General stats question (true/false test)

[Linty Fresh]

I'm trying to teach myself stats and probability, and I've been doing practice problems. A problem just occurred to me, and I thought I'd run it by the board.

Take a twenty question True/False test. How many ways can you answer ten questions true and ten false?

How would I go about starting to solve this? Would I start with the nPr formula or try to visualize the different ways you can arrange the trues and falses?

Many thanks!

 

[tkhunny]

1) Start Small and get your hands dirty.

How about 2 with 1 and 1?
How about 4 with 2 and 2?

Does one lead to the other? Is there a relationship?

How about 6 with 3 and 3?

Did anything you learn from the first two surprise you that it didn't work, here? Is there something new? Can you chop this down so that it's jsut a step harder than 4 with 2 and 2?

 

[soroban]

Hello, Linty Fresh!

Take a twenty-question True/False test.
How many ways can you answer ten questions true and ten false?

This is a "Combinations" problem.

Select 10 of the 20 questions and answer them "True".
(Of course, the other ten questions will be answered "False".)

\(\displaystyle \text{The number of ways is: }\:_{20}C_{10} \:=\:{20\choose10} \:=\:\frac{20!}{10!\,10!} \:=\: 184,\!756\)

 

[kiroro22]

hi soroban,
I'm sorry to bother you but could you check my message?
I did ask you something. please let me know if you could.
many thanks~

 

[Linty Fresh]

Hello, Linty Fresh!

Take a twenty-question True/False test.
How many ways can you answer ten questions true and ten false?

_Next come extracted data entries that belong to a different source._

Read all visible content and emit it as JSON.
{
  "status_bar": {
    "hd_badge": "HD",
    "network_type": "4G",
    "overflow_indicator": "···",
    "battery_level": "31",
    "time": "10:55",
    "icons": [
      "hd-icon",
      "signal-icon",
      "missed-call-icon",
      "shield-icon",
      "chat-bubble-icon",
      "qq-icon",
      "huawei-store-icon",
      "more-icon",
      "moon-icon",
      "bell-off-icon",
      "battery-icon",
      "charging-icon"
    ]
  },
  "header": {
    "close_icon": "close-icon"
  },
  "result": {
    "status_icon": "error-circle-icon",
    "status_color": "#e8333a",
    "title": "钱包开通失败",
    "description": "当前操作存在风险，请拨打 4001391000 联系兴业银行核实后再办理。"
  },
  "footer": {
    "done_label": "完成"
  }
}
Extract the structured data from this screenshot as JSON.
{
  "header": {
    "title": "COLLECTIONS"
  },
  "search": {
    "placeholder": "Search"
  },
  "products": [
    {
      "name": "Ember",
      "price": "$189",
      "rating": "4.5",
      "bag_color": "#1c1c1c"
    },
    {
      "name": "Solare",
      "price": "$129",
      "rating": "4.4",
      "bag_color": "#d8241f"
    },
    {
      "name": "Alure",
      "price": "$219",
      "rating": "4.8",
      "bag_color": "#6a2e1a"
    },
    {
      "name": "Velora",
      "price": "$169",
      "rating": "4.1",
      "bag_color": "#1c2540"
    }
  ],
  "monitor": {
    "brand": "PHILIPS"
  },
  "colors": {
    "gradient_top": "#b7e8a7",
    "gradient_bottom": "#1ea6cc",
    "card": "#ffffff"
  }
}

This is a "Combinations" problem.

Select 10 of the 20 questions and answer them "True".
(Of course, the other ten questions will be answered "False".)

\(\displaystyle \text{The number of ways is: }\:_{20}C_{10} \:=\:{20\choose10} \:=\:\frac{20!}{10!\,10!} \:=\: 184,\!756\)

OK, really dumb question: Why wouldn't it be a permutations problem, that is 20!/10!. Why divide r out at all?

 

[soroban]

Hello, Linty Fresh!

OK, really dumb question: Why wouldn't it be a permutations problem?

\(\displaystyle \text{A permutation imparts an }order\text{ to the selections.}\)

\(\displaystyle \text{Suppose you choose to answer True to questions: }\{1, 2, 3, 4, 5, 6, 7, 8, 9, 10\}\)

\(\displaystyle \text{Using permutations, }\{2,1,3,4,5,6,7,8,9,10\}\text{ is a different choice.}\)

 

[Linty Fresh]

Of course! Thanks. I'm getting the formulas down, but still kind of a beginner in the practical application.